Paddling down the river is mostly a matter of keeping in the current but John Buettner and Jim White, 20-year-old engineering students, will have to employ several million strokes and overcome several hundred blisters before they reach Minneapolis in mid-August.
The canoeists hit the water at 6:30 each morning and work until nightfall. On an average day they cover 25 miles. Eventually they will have done about 1,300 grueling miles.
Pausing at Memphis one recent evening, they said they planned no more trips.
GOD BLESS ENGLAND
In a hot summer heavy with the threat of confrontations in many cities, the U.S. hardly needed an extra starter. Now, thanks to a gallant and perhaps underestimated British Davis Cup team, we have been spared one that had a lot of nasty potential. The British upset heavily favored South Africa last weekend in a tie marked by anti-apartheid demonstrations.
These displays were mild compared to what might have happened if the Springboks ultimately had won the right to meet the U.S. in Cleveland. As representatives of a country whose government has discouraged Arthur Ashe from entering its tournaments, and in a city governed by a Negro mayor, the South African team—merely by its presence—almost certainly would have provoked a fierce protest.
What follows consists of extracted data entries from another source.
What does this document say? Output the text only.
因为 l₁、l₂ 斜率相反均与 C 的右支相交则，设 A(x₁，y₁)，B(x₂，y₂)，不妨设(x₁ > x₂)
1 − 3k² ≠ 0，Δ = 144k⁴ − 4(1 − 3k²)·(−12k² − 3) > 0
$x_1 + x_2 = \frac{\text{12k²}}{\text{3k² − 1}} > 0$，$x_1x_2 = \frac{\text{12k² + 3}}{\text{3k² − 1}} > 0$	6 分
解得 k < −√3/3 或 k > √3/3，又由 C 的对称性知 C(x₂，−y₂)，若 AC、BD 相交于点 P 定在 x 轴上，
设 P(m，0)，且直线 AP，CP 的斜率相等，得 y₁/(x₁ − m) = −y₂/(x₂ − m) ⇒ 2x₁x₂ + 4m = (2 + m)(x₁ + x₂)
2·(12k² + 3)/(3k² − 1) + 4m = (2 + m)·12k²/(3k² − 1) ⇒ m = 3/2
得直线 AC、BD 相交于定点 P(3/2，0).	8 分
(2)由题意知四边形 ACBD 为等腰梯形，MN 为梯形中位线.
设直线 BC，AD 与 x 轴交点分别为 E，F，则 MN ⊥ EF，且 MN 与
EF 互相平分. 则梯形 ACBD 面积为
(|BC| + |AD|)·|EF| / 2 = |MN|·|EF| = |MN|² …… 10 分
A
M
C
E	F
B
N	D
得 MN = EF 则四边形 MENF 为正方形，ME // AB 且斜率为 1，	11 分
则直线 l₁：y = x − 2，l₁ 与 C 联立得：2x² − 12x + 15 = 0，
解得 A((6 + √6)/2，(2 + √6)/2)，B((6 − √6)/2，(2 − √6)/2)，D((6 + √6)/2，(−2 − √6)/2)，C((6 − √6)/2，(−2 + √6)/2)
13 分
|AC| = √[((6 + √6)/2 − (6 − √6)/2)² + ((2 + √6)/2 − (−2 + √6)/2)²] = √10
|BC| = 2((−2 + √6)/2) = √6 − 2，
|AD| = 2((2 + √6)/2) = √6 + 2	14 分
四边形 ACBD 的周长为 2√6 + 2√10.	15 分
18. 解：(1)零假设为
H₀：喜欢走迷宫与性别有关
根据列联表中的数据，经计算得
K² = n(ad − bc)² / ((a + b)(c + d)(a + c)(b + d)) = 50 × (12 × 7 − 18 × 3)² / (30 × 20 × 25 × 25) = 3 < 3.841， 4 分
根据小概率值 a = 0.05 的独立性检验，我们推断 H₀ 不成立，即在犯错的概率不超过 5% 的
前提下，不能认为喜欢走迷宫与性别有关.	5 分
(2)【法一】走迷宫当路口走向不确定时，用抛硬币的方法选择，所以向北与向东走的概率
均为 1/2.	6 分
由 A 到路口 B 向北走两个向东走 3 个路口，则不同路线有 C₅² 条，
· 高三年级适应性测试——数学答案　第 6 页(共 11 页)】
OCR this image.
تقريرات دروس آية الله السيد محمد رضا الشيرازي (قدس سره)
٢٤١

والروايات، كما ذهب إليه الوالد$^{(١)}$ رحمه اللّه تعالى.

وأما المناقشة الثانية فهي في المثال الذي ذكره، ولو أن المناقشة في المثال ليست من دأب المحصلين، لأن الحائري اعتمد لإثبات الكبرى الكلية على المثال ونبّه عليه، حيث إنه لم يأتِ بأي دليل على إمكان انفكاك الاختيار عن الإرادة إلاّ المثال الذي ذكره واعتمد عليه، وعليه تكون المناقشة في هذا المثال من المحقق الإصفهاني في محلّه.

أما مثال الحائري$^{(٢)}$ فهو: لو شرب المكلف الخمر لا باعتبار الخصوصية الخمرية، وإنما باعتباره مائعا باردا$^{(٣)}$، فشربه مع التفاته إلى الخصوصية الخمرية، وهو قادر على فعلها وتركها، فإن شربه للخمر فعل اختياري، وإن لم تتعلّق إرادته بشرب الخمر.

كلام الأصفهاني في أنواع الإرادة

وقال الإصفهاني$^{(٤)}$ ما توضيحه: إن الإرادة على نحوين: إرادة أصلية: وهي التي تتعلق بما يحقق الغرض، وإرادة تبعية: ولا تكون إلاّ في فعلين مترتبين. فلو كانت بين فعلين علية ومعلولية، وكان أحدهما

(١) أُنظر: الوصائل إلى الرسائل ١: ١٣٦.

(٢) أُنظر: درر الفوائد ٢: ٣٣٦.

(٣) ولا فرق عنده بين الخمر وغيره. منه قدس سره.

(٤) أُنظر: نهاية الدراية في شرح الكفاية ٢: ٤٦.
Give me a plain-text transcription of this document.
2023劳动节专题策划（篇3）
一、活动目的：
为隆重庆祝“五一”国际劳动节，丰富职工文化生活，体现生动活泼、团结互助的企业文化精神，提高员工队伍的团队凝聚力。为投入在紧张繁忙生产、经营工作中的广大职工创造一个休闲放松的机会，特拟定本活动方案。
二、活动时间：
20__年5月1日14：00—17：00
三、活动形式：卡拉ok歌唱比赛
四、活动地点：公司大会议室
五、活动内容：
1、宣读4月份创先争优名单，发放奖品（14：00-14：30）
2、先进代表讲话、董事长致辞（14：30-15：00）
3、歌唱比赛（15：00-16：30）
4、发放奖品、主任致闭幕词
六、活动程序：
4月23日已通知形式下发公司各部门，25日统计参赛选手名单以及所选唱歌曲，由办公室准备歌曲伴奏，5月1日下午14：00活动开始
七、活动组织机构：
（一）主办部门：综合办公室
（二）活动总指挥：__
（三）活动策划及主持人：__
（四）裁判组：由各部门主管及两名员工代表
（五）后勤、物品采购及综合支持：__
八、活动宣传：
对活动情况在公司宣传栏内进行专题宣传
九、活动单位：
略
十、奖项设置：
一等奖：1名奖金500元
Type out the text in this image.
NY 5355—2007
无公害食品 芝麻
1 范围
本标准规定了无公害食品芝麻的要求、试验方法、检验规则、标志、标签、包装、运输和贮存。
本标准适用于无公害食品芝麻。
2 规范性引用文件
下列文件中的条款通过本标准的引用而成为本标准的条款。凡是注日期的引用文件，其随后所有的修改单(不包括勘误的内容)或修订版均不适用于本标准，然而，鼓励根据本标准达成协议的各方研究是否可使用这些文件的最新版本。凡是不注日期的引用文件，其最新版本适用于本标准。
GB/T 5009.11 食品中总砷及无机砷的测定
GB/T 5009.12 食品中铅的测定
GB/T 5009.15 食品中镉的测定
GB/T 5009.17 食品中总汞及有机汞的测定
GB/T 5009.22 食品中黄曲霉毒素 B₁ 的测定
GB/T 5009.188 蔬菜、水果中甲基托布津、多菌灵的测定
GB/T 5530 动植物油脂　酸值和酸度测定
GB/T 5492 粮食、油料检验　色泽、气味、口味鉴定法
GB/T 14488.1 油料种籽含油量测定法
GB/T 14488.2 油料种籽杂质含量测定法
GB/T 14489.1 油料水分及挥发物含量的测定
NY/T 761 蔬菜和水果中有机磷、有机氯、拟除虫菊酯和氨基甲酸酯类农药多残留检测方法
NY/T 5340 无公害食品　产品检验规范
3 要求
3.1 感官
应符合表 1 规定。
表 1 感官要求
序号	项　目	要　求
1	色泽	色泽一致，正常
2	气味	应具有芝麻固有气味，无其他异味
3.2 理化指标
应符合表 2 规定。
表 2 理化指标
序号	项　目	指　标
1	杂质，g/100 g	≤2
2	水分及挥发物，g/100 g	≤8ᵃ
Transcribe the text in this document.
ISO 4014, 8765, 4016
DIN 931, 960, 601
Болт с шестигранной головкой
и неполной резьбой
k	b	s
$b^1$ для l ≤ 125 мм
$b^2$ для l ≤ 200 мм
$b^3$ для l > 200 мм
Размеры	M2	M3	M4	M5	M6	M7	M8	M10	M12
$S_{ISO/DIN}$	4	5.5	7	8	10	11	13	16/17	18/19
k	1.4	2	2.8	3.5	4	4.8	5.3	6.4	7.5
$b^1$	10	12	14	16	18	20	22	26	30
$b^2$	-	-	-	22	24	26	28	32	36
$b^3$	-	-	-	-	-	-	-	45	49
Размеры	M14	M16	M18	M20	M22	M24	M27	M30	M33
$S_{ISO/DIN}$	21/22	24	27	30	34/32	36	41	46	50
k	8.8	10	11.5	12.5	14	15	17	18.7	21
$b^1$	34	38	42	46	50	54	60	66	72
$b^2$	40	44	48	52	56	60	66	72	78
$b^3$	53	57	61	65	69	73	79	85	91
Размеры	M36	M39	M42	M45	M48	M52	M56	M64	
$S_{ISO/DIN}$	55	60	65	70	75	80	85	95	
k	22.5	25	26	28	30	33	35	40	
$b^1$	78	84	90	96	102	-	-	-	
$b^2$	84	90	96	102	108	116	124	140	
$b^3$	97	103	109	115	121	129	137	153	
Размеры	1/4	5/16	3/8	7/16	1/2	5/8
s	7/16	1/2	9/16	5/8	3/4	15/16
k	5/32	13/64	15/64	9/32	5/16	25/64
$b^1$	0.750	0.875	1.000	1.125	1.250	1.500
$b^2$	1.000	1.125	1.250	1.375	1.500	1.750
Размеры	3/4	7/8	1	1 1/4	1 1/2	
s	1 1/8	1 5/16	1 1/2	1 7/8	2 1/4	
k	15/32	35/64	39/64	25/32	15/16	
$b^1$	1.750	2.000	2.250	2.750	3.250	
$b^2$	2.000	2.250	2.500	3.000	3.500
Sport should be above politics, of course, but in the real world it often isn't, particularly when one of the competitors does not even subscribe to the theory.
ILLUSTRATION
THEY SAID IT
•Carl Yarborough, stock car driver, on being told he was a father, for the second time, of a daughter, for the second time, when what he would really like is a son: "Next time it'll be different. I think I've figured out what I'm doing wrong."
•Home run slugger Reggie Jackson of the Oakland Athletics: "I don't let all the publicity get to me because next year if I'm only hitting a dollar eight and change people won't come around."
•Paul Brown, coach and general manager of the Cincinnati Bengals, welcoming his team: "We want you to dress well, conduct yourselves well. We're not interested in youth rebellion or the campus oddballs you see here or elsewhere. People like that have what doctors call a psychosis to be noticed."
•O. J. Simpson: "There is no principle involved in my holdout. Just money."
•Norm Cash, Detroit first baseman, on retiring: "I'm not going to quit a $60,000 to $70,000 job to go to work."